One is 2 religious, covers from head to toe, nice and considerate kind of judgmental.
The other one doesn't really care what 2 wear, cabaya, skirt, jeans, she's the type that will tell u 'what I wear doezn't define who I am', very confrontational, with an odd personality ,extremely funny bt gets mad very easily, n supportive at the same time.
I like the rest, most of my girls R SWEET.
THE PROBLEM IS I 'm way 2 scared to let any of my Somali girls IN,simply b/c I lead a double life…..
It's not as bad as it sounds ,bt wat happens is I sometimes leave the house wearing sumthin and change on my way to college ,or go out to malls ,cinema ,restaurants whatever when my parents think I'm at college, first it felt really crazy and wrong.

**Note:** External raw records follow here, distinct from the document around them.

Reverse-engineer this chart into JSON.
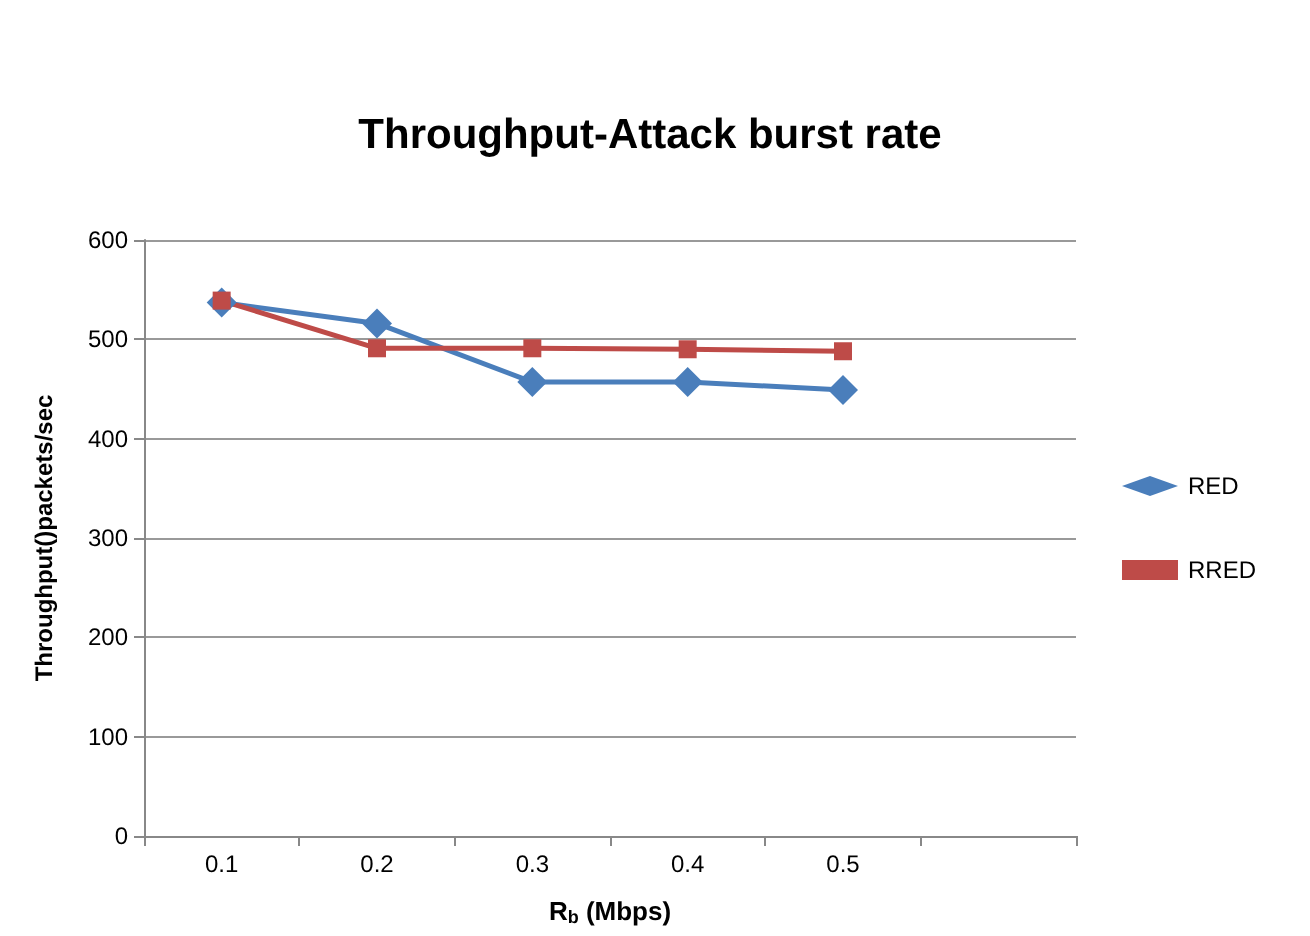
{
  "chart_data": {
    "type": "line",
    "title": "Throughput-Attack burst rate",
    "xlabel": "R$_{b}$ (Mbps)",
    "ylabel": "Throughput()packets/sec",
    "categories": [
      "0.1",
      "0.2",
      "0.3",
      "0.4",
      "0.5",
      null
    ],
    "series": [
      {
        "name": "RED",
        "color": "#4a7ebb",
        "marker": "diamond",
        "values": [
          537,
          516,
          457,
          457,
          449,
          null
        ]
      },
      {
        "name": "RRED",
        "color": "#be4b48",
        "marker": "square",
        "values": [
          539,
          491,
          491,
          490,
          488,
          null
        ]
      }
    ],
    "ylim": [
      0,
      600
    ],
    "yticks": [
      0,
      100,
      200,
      300,
      400,
      500,
      600
    ],
    "grid": "y",
    "legend": "right"
  }
}
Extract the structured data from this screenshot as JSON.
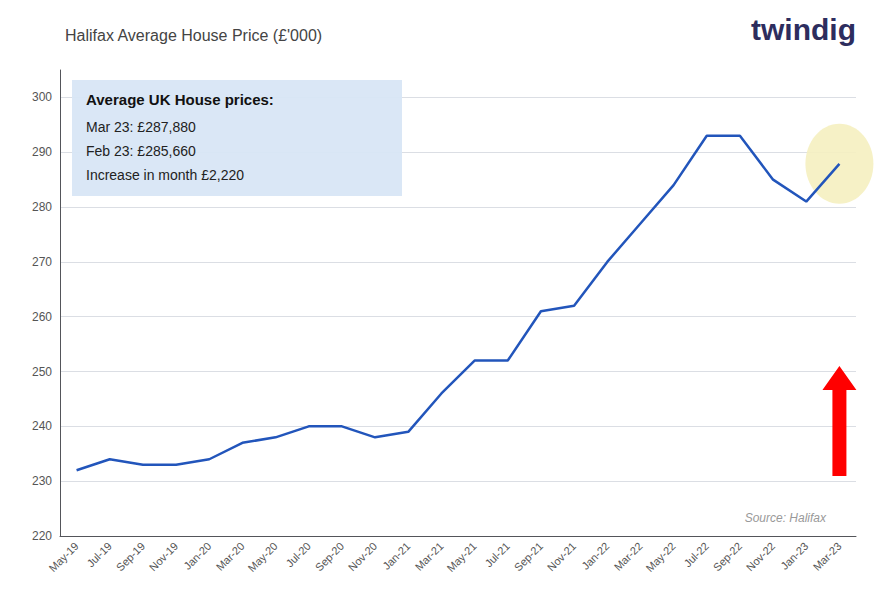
{
  "chart_data": {
    "type": "line",
    "title": "Halifax Average House Price (£'000)",
    "categories": [
      "May-19",
      "Jul-19",
      "Sep-19",
      "Nov-19",
      "Jan-20",
      "Mar-20",
      "May-20",
      "Jul-20",
      "Sep-20",
      "Nov-20",
      "Jan-21",
      "Mar-21",
      "May-21",
      "Jul-21",
      "Sep-21",
      "Nov-21",
      "Jan-22",
      "Mar-22",
      "May-22",
      "Jul-22",
      "Sep-22",
      "Nov-22",
      "Jan-23",
      "Mar-23"
    ],
    "values": [
      232,
      234,
      233,
      233,
      234,
      237,
      238,
      240,
      240,
      238,
      239,
      246,
      252,
      252,
      261,
      262,
      270,
      277,
      284,
      293,
      293,
      285,
      281,
      287.88
    ],
    "color": "#2255bb",
    "ylim": [
      220,
      305
    ],
    "yticks": [
      220,
      230,
      240,
      250,
      260,
      270,
      280,
      290,
      300
    ],
    "grid": true,
    "annotation_title": "Average UK House prices:",
    "annotations": [
      "Mar 23: £287,880",
      "Feb 23: £285,660",
      "Increase in month £2,220"
    ],
    "source": "Source: Halifax",
    "logo": "twindig"
  }
}
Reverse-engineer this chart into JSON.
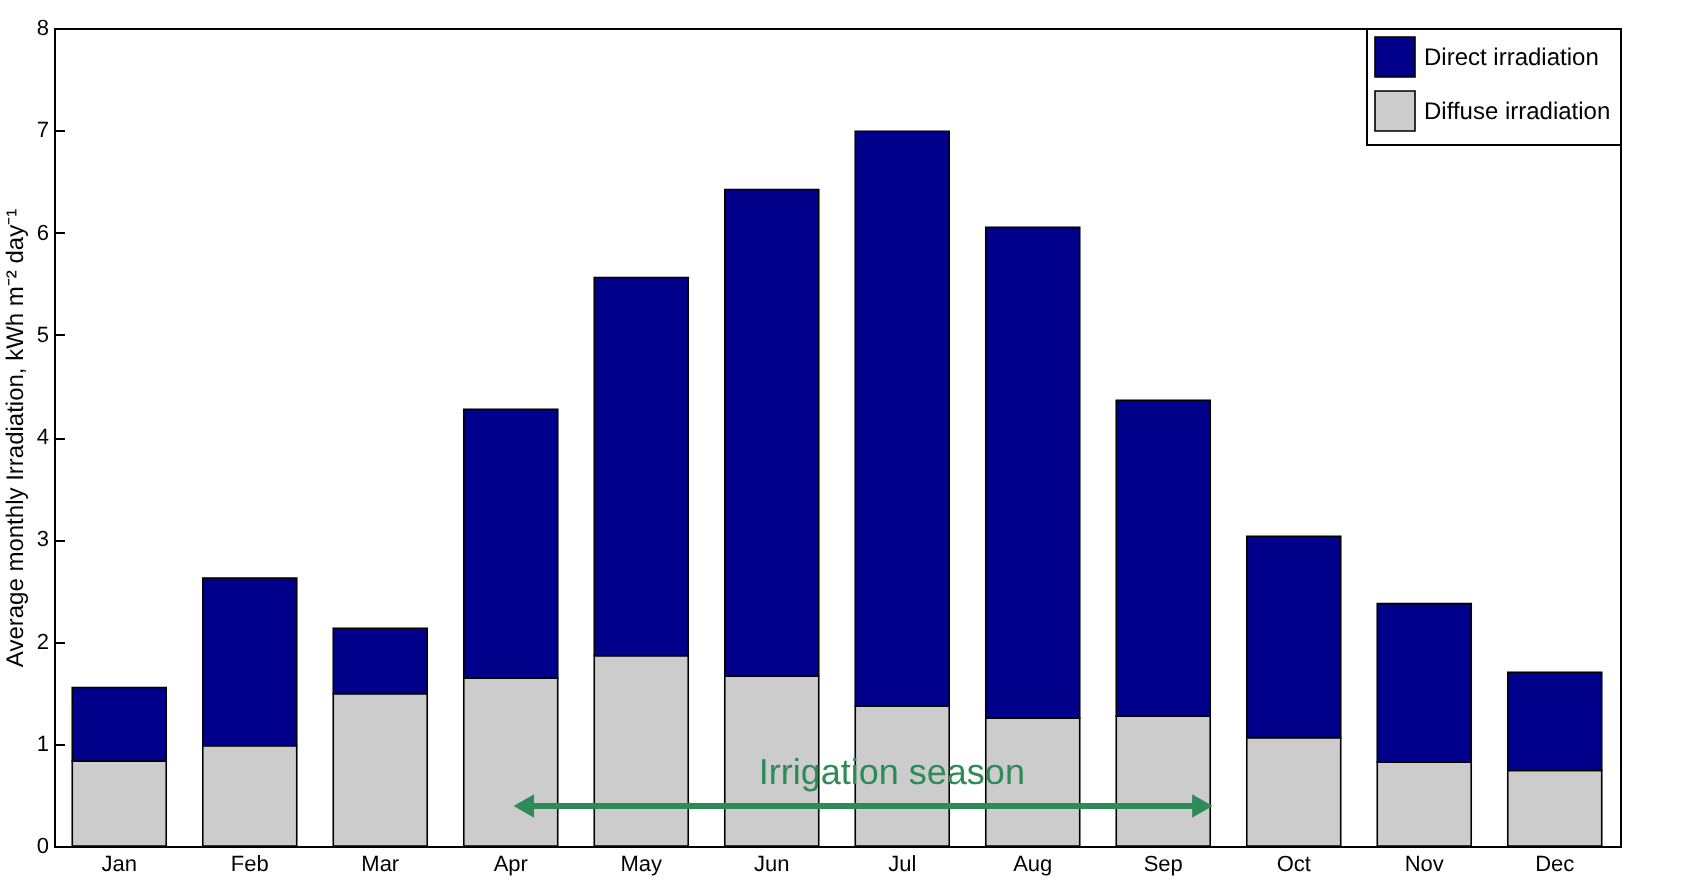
{
  "chart_data": {
    "type": "bar",
    "stacked": true,
    "ylabel": "Average monthly Irradiation, kWh m⁻² day⁻¹",
    "categories": [
      "Jan",
      "Feb",
      "Mar",
      "Apr",
      "May",
      "Jun",
      "Jul",
      "Aug",
      "Sep",
      "Oct",
      "Nov",
      "Dec"
    ],
    "series": [
      {
        "name": "Diffuse irradiation",
        "color": "#cccccc",
        "values": [
          0.83,
          0.98,
          1.49,
          1.64,
          1.86,
          1.66,
          1.37,
          1.25,
          1.27,
          1.06,
          0.82,
          0.74
        ]
      },
      {
        "name": "Direct irradiation",
        "color": "#00008b",
        "values": [
          0.72,
          1.64,
          0.64,
          2.63,
          3.7,
          4.76,
          5.62,
          4.8,
          3.09,
          1.97,
          1.55,
          0.96
        ]
      }
    ],
    "ylim": [
      0,
      8
    ],
    "yticks": [
      0,
      1,
      2,
      3,
      4,
      5,
      6,
      7,
      8
    ],
    "grid": false,
    "legend": "top right",
    "annotations": [
      "Irrigation season"
    ]
  }
}
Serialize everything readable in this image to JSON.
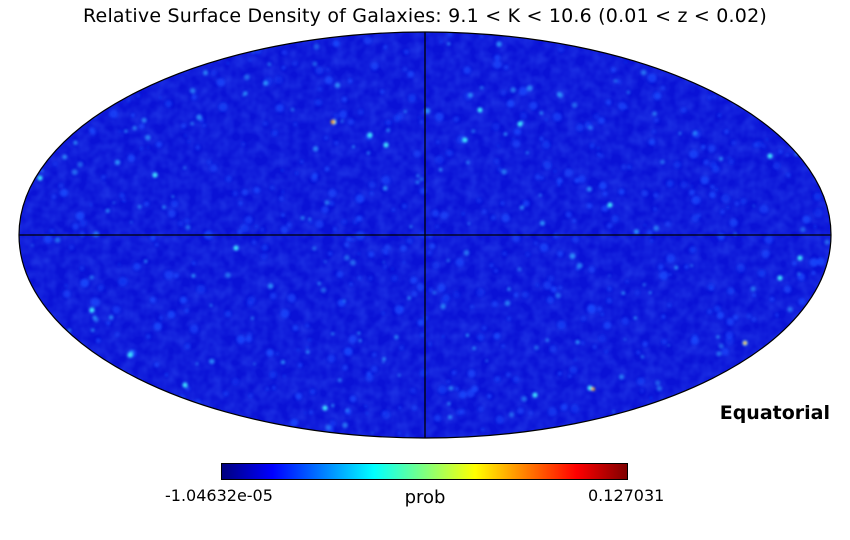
{
  "title": "Relative Surface Density of Galaxies: 9.1 < K < 10.6 (0.01 < z < 0.02)",
  "coordinate_system": "Equatorial",
  "colorbar": {
    "label": "prob",
    "min": "-1.04632e-05",
    "max": "0.127031",
    "colormap": "jet",
    "stops": [
      "#00007f",
      "#0000ff",
      "#007fff",
      "#00ffff",
      "#7fff7f",
      "#ffff00",
      "#ff7f00",
      "#ff0000",
      "#7f0000"
    ]
  },
  "map": {
    "projection": "mollweide",
    "graticule": "equator and central meridian",
    "background_color": "#0a12d6"
  }
}
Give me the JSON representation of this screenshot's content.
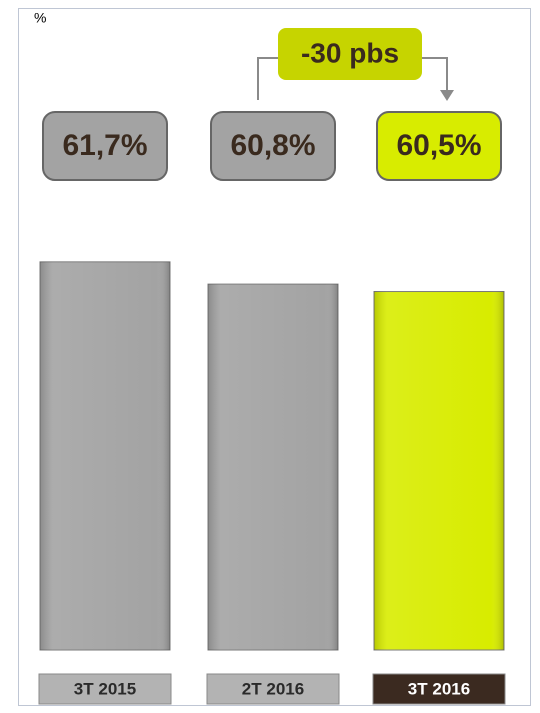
{
  "chart_data": {
    "type": "bar",
    "unit_label": "%",
    "annotation": "-30 pbs",
    "categories": [
      "3T 2015",
      "2T 2016",
      "3T 2016"
    ],
    "values": [
      61.7,
      60.8,
      60.5
    ],
    "value_labels": [
      "61,7%",
      "60,8%",
      "60,5%"
    ],
    "colors": [
      "#a3a3a3",
      "#a3a3a3",
      "#d8ec00"
    ],
    "ylim": [
      46,
      64
    ]
  }
}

and I was terrified of getting caught, then after a while I realized that many girls r doing the same(specially going out on our break)it was quiet natural to every1 bt MY family, and about wat I wear it's just wat a normal girl in my age wears, I don't throw my scarf, hook up with guys or skip my lectures like sum do.
When I really think about my life ,I know that I had no choice ,otherwise I would've simply suffocated, my parents are not as clueless as they seem,they KNOW that I go out sometimes they simply luv to pretend that they don't .I'm not sure why, it's just how things are around MY HOUSE……..
I'm a seNIOR at college, I'm stressed, I'm busy, I don't work as much as I should be working, I'm tired ,I feel that I've managed to dhameyay my energy in the past 3 yrz,I really Really want to graduate ,bt in the same time I feel as if I'm not ready to end this chapter of my life.
I often feel that I'm missing something, what is it!! Only Allah knows.
All I can do for now is try to fight the confusion and make the best of the time I have left in my college.